Gets or sets a value that indicates whether the handler should follow redirection responses.

 property bool AllowAutoRedirect { bool get(); void set(bool value); };
public bool AllowAutoRedirect { get; set; }
member this.AllowAutoRedirect : bool with get, set
Public Property AllowAutoRedirect As Boolean

Property Value

true if the handler should follow redirection responses; otherwise false. The default value is true.


Set AllowAutoRedirect to true if you want the handler to automatically follow HTTP redirection headers to the new location of the resource. The maximum number of redirections to follow is set by the MaxAutomaticRedirections property.

If AllowAutoRedirect is set to false, all HTTP responses with an HTTP status code from 300 to 399 are returned to the application.
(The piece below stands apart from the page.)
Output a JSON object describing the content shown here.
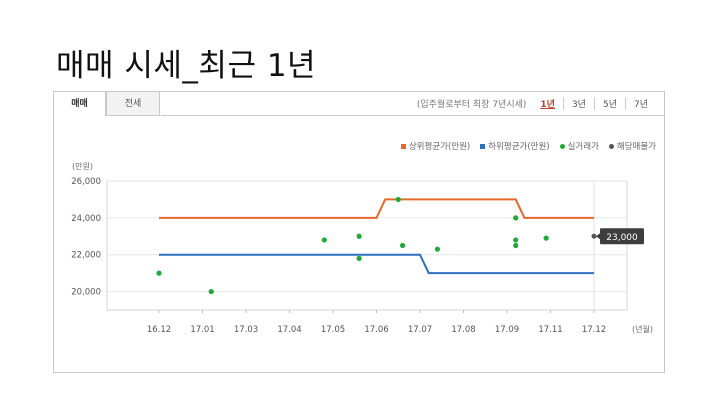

The Authorization header is cleared on auto-redirects and the handler automatically tries to re-authenticate to the redirected location. No other headers are cleared. In practice, this means that an application can't put custom authentication information into the Authorization header if it is possible to encounter redirection. Instead, the application must implement and register a custom authentication module.

If you are using cookies by specifically adding them to the Headers collection, these are not cleared when a redirect is followed, as the handler has no way of knowing what domain a cookie is allowed for. If you want to mimic browser behavior, use the CookieContainer class which allows you to specify the target domain for a cookie.


With AllowAutoRedirect set to true, the .NET Framework will follow redirections even when being redirected to an HTTP URI from an HTTPS URI. .NET Core versions 1.0, 1.1 and 2.0 will not follow a redirection from HTTPS to HTTP even if AllowAutoRedirect is set to true.